Nearly 66 years after Robinson stepped onto Ebbets Field, it's easy to look back on him as a messiah. Despite public insults, death threats and entrenched racism even within his own team, Robinson maintained a Gandhi-esque calm, keeping his fists around his bat and consistently playing his best. He would become Rookie of the Year, an MVP and an All-Star. In 1997, Major League Baseball permanently retired his uniform number, 42, to honor his achievements.
Even non-fans know the general outline of Robinson's story. Does "42" have anything more to add?
Writer-director Brian Helgeland ("L.A. Confidential") deserves credit for saluting Rickey as the man who put Robinson on the diamond, but this big-budget period piece is more concerned with burnishing a legend than dramatizing a life. Characters repeatedly invoke Robinson's historical impact as if his history had already been made. "I'm gonna be your Boswell," says reporter Wendell Smith (Andre Holland). Dodgers shortstop Pee Wee Reese (Lucas Black) suggests, "Maybe tomorrow we'll all wear 42," foretelling the commemorative day in 2004 when just such a thing would happen.
Only Robinson, played by a likable but bland Chadwick Boseman, seems unaware of his significance. This may be intended to convey modesty, but it comes off as indifference. During some of Robinson's landmark victories for integration -- a gracious photo with race-baiting Phillies manager Ben Chapman (Alan Tudyk), an on-field display of affection from Kentucky-born Reese -- Boseman looks merely bemused, even slightly bored.
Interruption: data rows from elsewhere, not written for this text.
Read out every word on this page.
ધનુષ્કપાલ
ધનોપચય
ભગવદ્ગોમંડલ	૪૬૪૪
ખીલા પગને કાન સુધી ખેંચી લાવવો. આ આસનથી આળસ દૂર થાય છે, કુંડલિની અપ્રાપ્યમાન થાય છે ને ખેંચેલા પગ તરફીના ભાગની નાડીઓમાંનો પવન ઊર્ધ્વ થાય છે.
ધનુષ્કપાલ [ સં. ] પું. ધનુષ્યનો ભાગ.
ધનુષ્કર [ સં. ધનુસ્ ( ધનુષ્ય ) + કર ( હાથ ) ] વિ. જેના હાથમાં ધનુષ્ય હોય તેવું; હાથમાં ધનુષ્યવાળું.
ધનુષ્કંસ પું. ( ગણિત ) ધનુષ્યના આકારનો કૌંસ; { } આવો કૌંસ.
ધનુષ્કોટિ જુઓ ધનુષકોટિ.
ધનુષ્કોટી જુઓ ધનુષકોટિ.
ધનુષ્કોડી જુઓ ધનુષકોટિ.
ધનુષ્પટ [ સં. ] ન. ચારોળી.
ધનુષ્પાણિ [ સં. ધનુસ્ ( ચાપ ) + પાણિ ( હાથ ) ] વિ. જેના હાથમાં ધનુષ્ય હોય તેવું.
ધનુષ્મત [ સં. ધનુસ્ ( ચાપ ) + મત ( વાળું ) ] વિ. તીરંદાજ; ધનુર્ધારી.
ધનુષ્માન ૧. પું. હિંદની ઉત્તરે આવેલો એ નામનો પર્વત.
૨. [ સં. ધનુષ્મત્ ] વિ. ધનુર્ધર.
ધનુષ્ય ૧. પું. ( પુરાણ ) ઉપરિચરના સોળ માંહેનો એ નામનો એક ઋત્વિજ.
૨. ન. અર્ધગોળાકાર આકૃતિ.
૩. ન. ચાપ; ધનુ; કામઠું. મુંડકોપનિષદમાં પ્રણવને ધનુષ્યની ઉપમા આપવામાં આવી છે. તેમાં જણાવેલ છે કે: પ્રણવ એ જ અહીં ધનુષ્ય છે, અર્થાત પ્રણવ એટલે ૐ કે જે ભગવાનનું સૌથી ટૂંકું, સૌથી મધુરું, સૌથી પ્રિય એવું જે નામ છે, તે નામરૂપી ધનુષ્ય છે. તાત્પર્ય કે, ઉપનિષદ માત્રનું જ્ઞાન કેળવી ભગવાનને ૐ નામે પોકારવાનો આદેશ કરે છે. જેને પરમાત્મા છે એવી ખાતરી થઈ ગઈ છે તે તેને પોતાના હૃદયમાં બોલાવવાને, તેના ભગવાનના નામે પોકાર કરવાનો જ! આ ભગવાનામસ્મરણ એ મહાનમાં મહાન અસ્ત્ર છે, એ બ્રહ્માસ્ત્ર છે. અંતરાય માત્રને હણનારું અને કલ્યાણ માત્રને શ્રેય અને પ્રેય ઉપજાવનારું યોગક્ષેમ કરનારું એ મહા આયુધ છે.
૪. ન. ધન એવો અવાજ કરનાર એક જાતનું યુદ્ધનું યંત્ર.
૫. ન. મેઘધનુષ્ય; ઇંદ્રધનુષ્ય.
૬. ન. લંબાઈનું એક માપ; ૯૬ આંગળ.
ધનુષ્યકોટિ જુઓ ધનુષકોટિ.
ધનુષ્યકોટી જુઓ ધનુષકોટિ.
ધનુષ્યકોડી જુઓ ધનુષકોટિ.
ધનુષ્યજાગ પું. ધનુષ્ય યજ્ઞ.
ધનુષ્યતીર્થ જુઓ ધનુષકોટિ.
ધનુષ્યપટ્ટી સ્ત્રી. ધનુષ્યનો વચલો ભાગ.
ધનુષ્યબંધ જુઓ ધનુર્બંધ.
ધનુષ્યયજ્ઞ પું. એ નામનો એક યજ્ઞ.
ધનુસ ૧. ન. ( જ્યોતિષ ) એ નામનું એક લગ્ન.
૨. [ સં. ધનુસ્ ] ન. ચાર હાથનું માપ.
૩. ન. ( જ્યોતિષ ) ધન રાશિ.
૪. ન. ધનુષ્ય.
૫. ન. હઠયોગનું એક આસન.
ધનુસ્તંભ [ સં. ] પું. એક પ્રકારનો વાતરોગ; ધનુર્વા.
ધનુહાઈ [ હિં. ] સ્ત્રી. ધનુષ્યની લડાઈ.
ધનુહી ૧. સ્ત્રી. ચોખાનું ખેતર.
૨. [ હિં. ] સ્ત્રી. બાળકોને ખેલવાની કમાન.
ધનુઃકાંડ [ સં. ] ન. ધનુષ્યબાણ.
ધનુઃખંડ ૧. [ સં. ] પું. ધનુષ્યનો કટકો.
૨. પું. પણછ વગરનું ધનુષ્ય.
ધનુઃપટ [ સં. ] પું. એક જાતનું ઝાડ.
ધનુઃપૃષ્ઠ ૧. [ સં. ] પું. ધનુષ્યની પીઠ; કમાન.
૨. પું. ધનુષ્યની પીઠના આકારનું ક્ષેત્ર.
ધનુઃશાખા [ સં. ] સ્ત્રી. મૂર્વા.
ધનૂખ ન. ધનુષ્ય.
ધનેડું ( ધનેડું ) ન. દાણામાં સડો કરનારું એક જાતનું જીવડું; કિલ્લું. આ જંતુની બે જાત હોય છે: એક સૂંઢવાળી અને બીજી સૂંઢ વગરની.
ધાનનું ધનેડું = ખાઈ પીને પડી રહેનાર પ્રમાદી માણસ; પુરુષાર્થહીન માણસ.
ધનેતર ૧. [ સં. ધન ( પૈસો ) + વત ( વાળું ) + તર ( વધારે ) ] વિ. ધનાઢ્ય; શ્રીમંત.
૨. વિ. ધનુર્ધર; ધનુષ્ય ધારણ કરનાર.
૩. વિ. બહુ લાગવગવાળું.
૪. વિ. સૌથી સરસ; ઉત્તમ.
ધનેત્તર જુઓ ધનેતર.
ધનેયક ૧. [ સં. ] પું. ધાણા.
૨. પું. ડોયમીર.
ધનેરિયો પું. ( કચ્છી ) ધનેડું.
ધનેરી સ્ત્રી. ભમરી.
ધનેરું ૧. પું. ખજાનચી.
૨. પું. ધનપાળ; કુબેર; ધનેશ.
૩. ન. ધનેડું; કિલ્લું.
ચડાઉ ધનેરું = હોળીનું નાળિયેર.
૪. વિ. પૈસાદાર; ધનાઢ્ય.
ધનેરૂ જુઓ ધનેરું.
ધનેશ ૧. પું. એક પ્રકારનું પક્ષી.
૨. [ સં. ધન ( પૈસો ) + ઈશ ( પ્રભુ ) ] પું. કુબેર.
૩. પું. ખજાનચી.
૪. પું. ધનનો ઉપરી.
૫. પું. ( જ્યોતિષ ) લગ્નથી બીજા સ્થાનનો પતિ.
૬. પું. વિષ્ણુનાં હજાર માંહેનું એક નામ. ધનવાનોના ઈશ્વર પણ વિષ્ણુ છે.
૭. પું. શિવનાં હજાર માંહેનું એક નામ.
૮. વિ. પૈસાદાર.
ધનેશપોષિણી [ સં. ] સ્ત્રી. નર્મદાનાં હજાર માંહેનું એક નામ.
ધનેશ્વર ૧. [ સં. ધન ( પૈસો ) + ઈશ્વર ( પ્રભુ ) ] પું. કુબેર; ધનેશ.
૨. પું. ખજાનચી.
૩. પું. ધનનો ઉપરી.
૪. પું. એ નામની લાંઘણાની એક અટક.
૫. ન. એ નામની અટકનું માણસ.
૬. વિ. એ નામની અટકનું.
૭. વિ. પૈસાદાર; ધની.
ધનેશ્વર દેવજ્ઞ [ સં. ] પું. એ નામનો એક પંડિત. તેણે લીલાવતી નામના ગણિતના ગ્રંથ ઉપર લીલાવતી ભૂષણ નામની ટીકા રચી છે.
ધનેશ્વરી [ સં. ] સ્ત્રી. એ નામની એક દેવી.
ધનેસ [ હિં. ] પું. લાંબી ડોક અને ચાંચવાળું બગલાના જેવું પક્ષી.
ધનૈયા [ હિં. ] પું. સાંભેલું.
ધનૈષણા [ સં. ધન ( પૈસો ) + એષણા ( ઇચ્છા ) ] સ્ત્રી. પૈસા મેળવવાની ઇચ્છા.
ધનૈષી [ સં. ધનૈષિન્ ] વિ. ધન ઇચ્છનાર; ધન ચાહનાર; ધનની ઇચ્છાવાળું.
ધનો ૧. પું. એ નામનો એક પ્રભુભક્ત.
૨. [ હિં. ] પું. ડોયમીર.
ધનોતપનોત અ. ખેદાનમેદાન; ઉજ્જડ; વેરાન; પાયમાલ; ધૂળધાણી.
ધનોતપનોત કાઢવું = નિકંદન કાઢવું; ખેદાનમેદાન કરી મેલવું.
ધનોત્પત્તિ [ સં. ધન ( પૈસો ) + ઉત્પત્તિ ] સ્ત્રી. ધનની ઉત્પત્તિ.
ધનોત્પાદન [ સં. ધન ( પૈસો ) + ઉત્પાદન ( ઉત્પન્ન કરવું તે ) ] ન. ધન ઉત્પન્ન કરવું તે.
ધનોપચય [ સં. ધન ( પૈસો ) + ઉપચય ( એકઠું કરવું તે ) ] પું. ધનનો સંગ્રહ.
Bolstering the film is a fine support cast, led by a cigar-chomping Ford but including John C. McGinley as folksy sportscaster Red Barber, Christopher Meloni as bullheaded Dodgers manager Leo Durocher and Nicole Beharie as Robinson's fretful but steadfast wife, Rachel. "42" seems to get its details right, but its central figure remains more a symbol than a person.
PLOT The story of Jackie Robinson, who broke major league baseball's color barrier in 1947.
RATING PG-13 (language, mild violence)
CAST Chadwick Boseman, Harrison Ford, Nicole Beharie
LENGTH 2:08
BOTTOM LINE A solid drama, though it treats Robinson more as a symbol than a person. Ford, as Branch Rickey, breathes some life into the history lesson.
Movies on 4 more Baseball Hall of Famers
"42" joins these four other movies that told the life stories of members of the Baseball Hall of Fame:
THE PRIDE OF THE YANKEES (1942) -- Gary Cooper memorably portrayed first baseman Lou Gehrig, with Teresa Wright giving an equally memorable performance as his wife.
THE BABE RUTH STORY (1948) -- William Bendix was the Yankees' Sultan of Swat; John Goodman also portrayed Ruth in "The Babe" (1992).
THE WINNING TEAM (1952) -- Ronald Reagan starred as Grover Cleveland Alexander, the pitcher who won 373 games and also battled alcoholism.
COBB (1994) -- Tommy Lee Jones starred as the irascible Ty Cobb -- told from the point of view of Cobb as an old, embittered man.